I reread the excerpt. So, this hypothetical woman got a three-day course of sulfa a month ago and has UTI symptoms again . . . if both UTIs were confirmed by tests, then the first suspect has to be that the last infection wasn’t really killed off by that pretty wimpy treatment.
Another thought: if the UTI diagnoses are based on symptoms alone, we have another confounder that I think may be responsible for a lot of the anecdotal reports of alt med working for UTIs: it is not that unusual for some women to experience burning during urination during certain portions of the menstrual cycle. It must also be considered that this may not be an infection at all. “A 30-year-old woman calls you to report a 2-day history of worsening dysuria and urinary urgency and frequency. She reports having no fever, chills, back pain, or vaginal irritation or discharge.” I used to get that too, but annoyingly, the UA would be negative. And then I’d get my period, and the symptoms would disappear. My doctor put me on hormonal birth control, and I haven’t had it since. (Just the actual UTIs.)

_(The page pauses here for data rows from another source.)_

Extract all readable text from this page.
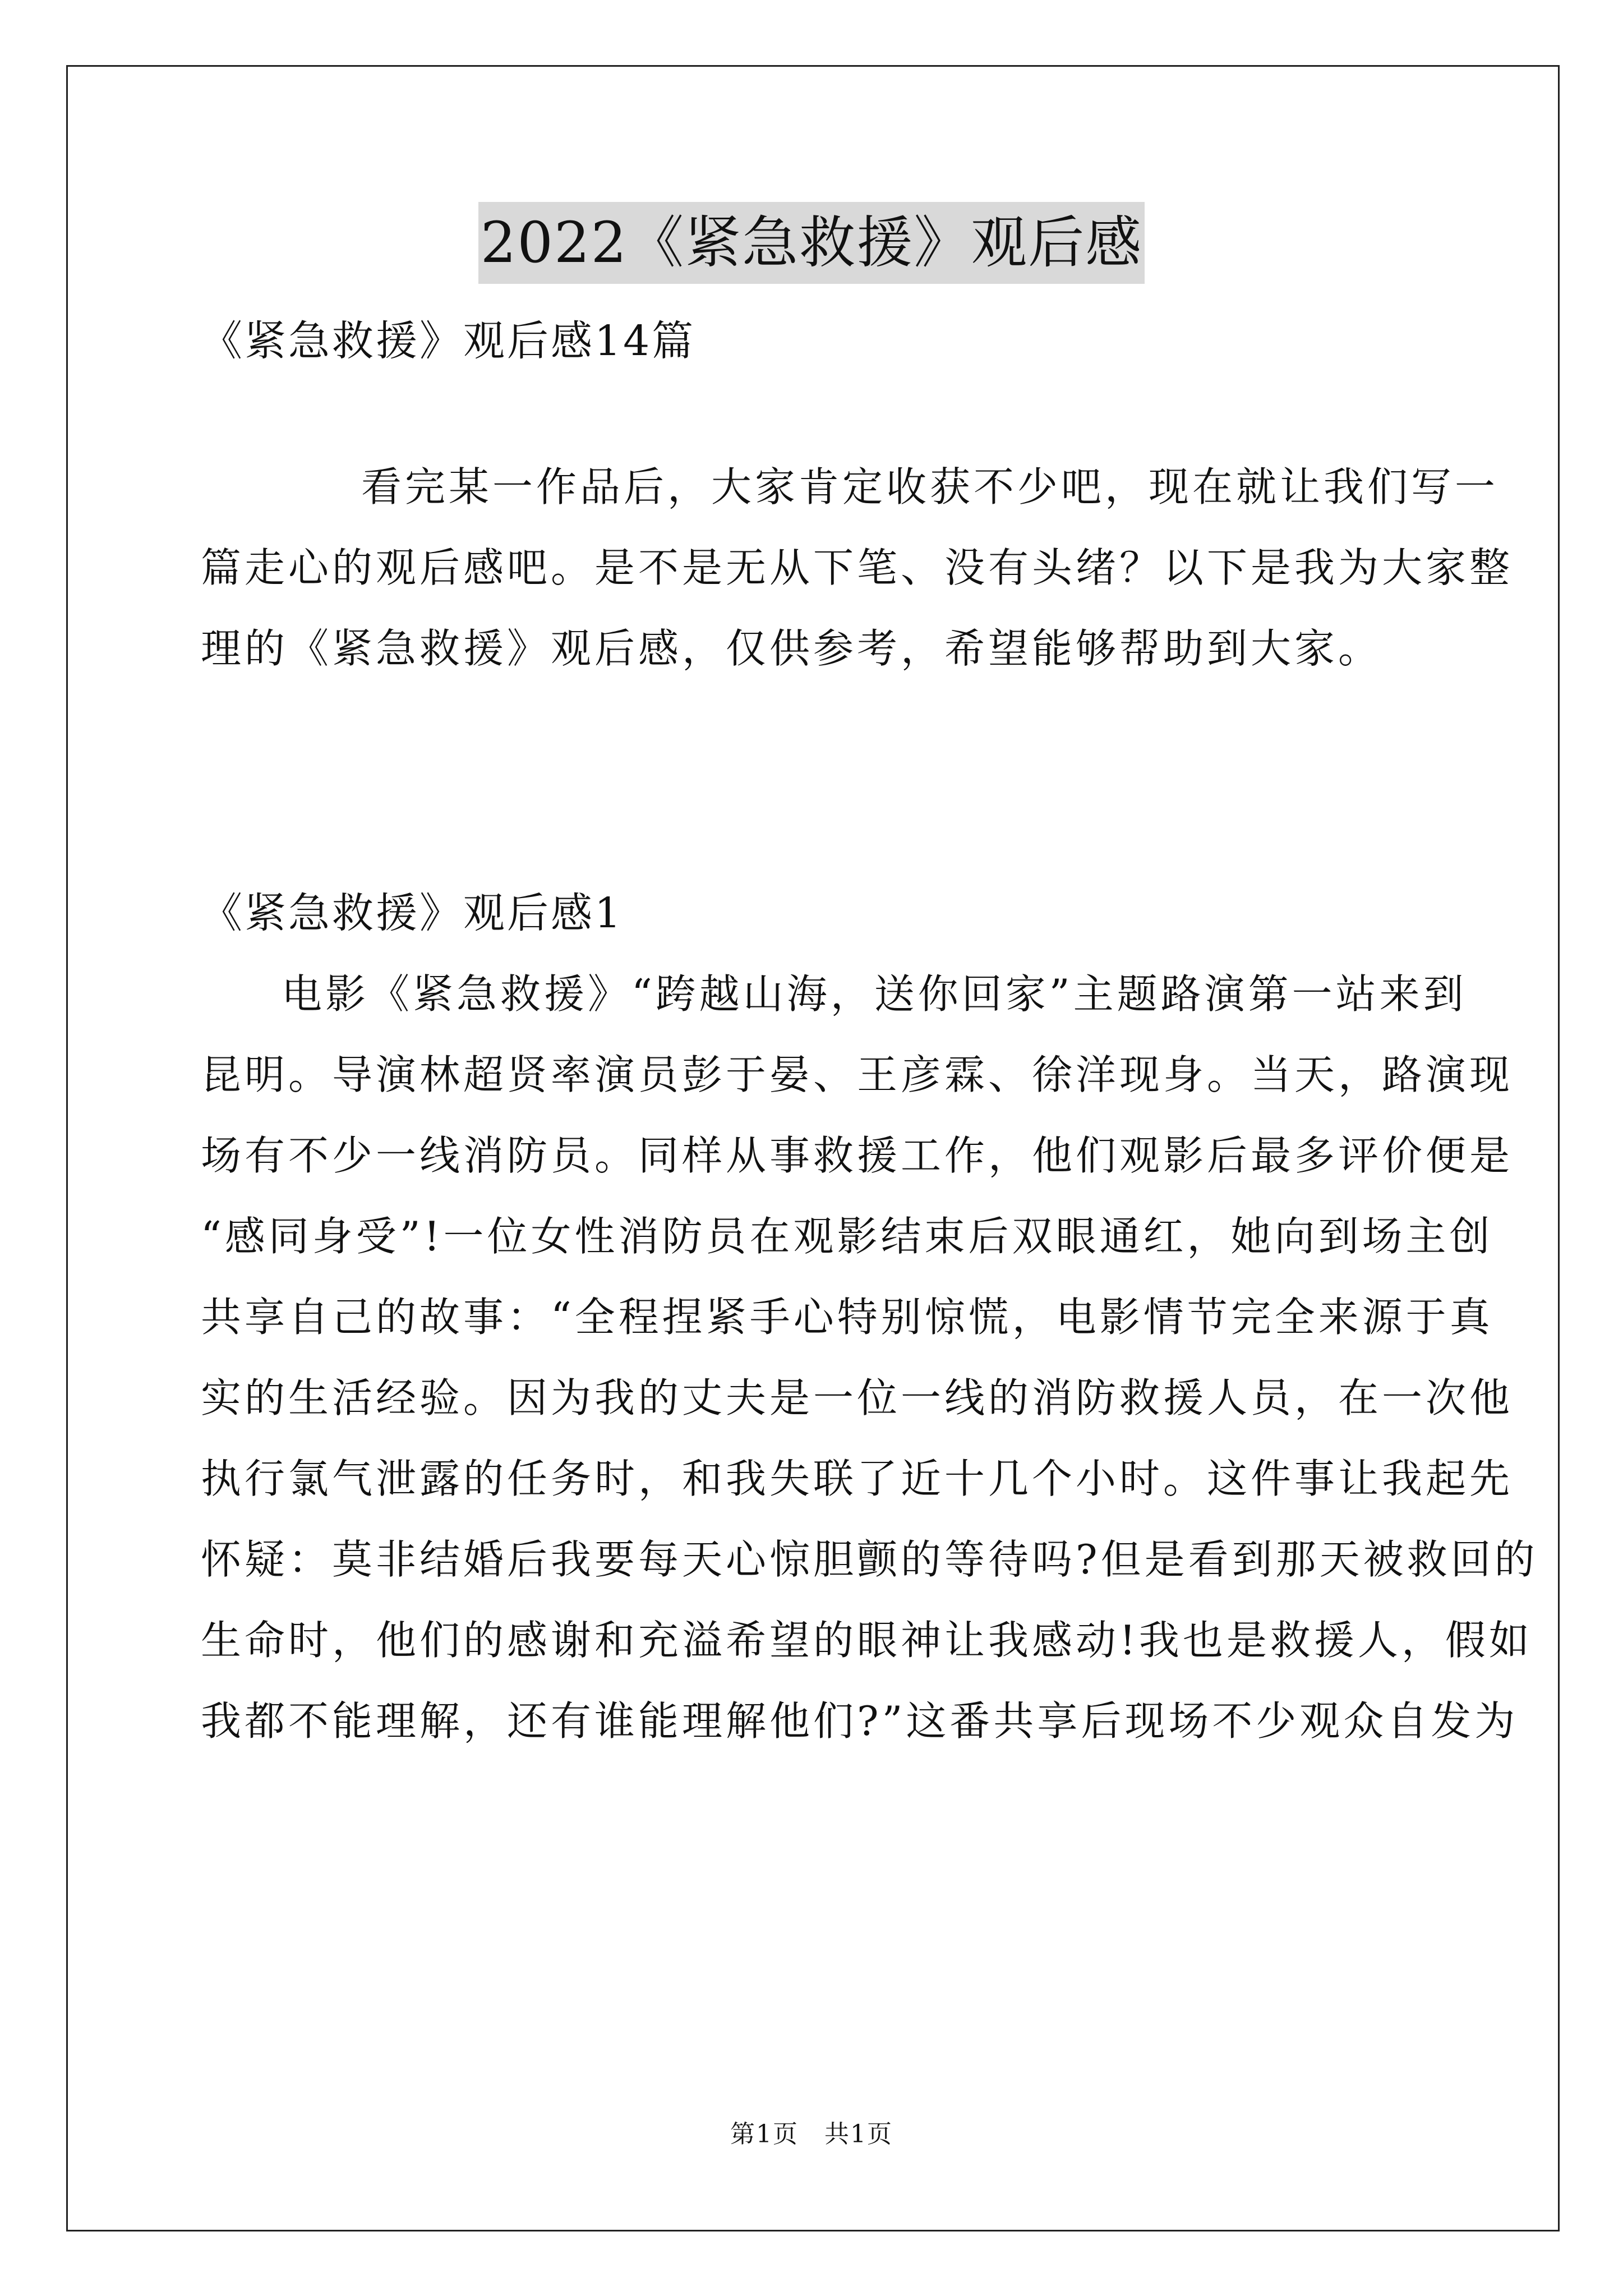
2022《紧急救援》观后感
《紧急救援》观后感14篇
看完某一作品后，大家肯定收获不少吧，现在就让我们写一
篇走心的观后感吧。是不是无从下笔、没有头绪？以下是我为大家整
理的《紧急救援》观后感，仅供参考，希望能够帮助到大家。
《紧急救援》观后感1
电影《紧急救援》“跨越山海，送你回家”主题路演第一站来到
昆明。导演林超贤率演员彭于晏、王彦霖、徐洋现身。当天，路演现
场有不少一线消防员。同样从事救援工作，他们观影后最多评价便是
“感同身受”!一位女性消防员在观影结束后双眼通红，她向到场主创
共享自己的故事：“全程捏紧手心特别惊慌，电影情节完全来源于真
实的生活经验。因为我的丈夫是一位一线的消防救援人员，在一次他
执行氯气泄露的任务时，和我失联了近十几个小时。这件事让我起先
怀疑：莫非结婚后我要每天心惊胆颤的等待吗?但是看到那天被救回的
生命时，他们的感谢和充溢希望的眼神让我感动!我也是救援人，假如
我都不能理解，还有谁能理解他们?”这番共享后现场不少观众自发为
第1页　共1页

Well, for me things like urinary urgency and frequency are usually just a sign of high stress level, not of UTI. So if I get it, I analyse what is going on around me and usually find a reason.
Dr Crislip writes:
“I am also not a fan of ideological purity, a foolish consistency being the hobgoblin of little minds, adored by little statesmen and philosophers and science bloggers.”
and
“For those of you not in medicine, the word of the NEJM is close to that of god. In clinical medicine, there is the NEJM then everyone else.”
Well, there you go. You’ve been hoping in a foolish consistency at NEJM, that they would always publish science-based articles while simultaneously reporting its words are regarded in much the same way as the utterances of an invisible being standing apart from everything else. How can expectations of scientific consistency be reconciled with analogous notions of belief in an exceptional being and the revelations from it?